Faits prévus par les articles 32 al.1, 23 al 1, 29 al. 1, 42 de la loi du 29 juillet 1881 et réprimés par l’article 32 al. 1 de la loi du 29 juillet 1881
« Bonjour à tous et à toutes
Tout d’abord je me permets, je suis vendeuse chez point mariage depuis
[…]
Merci de m’avoir lu… »
FAITS, PROCEDURE ET PRETENTIONS
Gilbert D. exploite un site web intitulé : « Achète en ligne – Guide du shopping sur internet », site proposant de l’information et un guide d’achat relatif aux sites de commerce électronique et offrant aux internautes une forme de discussion.
La société Groupe Mace a constaté, courant novembre 2004, l’existence sur ce forum de discussion, de plusieurs sujets dédiés aux enseignes « Point Mariage » et « Complicité », sous lesquelles elle exerce son activité, constituée de la conception, la fabrication, la distribution et la promotion de vêtements et accessoires dans le domaine du mariage sous lesdites enseignes, à travers 98 points de vente en France.
Le Groupe Mace considère que le message posté le 26 octobre 2004, intitulé « Ne vous mariez pas chez Point Mariage », tel que libellé à la prévention, constaté par voie d’huissier les 9 et 13 décembre 2004, ainsi que le message, mis en ligne du 26 octobre 2004 au 17 décembre 2004, par une personne se disant « vendeuse chez point mariage », tel que libellé à la prévention, contiennent des contenus diffamatoires visant le Groupe Mace et les enseignes « Point Mariage » et « Complicité ».

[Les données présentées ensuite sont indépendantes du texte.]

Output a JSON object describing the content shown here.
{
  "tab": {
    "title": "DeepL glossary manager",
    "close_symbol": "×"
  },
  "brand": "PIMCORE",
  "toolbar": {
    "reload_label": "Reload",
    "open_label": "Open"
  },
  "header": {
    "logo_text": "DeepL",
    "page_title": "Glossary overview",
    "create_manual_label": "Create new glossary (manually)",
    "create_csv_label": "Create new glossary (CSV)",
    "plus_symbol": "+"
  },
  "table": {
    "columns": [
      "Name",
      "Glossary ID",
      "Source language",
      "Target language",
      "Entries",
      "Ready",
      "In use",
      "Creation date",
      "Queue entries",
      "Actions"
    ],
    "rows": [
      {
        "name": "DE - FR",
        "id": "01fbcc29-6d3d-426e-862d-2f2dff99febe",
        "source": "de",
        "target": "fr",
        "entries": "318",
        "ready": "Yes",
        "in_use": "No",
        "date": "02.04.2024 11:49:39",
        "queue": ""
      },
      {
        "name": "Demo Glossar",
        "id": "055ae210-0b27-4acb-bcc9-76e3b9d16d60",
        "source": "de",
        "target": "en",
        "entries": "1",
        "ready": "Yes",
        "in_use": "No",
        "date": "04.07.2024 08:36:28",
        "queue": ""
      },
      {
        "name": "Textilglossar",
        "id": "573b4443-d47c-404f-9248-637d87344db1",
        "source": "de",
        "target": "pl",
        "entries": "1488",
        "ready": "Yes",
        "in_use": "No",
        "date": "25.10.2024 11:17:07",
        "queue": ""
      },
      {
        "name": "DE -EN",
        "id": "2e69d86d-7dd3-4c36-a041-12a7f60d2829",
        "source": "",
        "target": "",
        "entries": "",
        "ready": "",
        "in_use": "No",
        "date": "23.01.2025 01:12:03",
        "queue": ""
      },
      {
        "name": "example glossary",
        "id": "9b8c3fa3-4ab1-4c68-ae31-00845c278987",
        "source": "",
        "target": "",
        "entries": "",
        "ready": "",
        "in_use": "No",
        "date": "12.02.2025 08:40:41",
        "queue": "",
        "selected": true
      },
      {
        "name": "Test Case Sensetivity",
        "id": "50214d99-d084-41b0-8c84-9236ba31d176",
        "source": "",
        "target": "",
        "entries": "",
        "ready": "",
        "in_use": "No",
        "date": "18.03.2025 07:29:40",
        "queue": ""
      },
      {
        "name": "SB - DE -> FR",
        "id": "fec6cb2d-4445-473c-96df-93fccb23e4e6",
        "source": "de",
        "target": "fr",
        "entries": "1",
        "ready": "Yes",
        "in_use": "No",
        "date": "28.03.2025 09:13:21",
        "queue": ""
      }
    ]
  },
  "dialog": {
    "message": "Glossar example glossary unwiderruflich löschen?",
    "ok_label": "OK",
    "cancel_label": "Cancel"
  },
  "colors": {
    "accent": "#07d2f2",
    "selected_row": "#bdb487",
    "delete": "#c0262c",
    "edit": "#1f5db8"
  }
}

Mis en demeure, le 14 décembre 2004, par la société Groupe Mace de supprimer les contenus litigieux dudit site, Gilbert D. a répondu positivement à cette demande le 18 décembre 2004.
Par citation du 22 janvier 2005, la société Groupe Mace, représentée par Me Rolland Verniau, sollicite de voir :
– condamner Gilbert D., en sa qualité de directeur de publication du site « achetenligne.com » coupable de diffamation publique envers un particulier ;
– condamner celui-ci à verser la somme de 45 000 € au titre des préjudices d’image et de manque à gagner ;
– ordonner la publication du jugement aux frais de celui-ci dans les titres « Marions-nous » et « Mariée Magazine » ;
– condamner celui-ci aux frais d’exécution engagés, outre le versement de la somme de 3000 € en application de l’article 475-1 du code de procédure pénale.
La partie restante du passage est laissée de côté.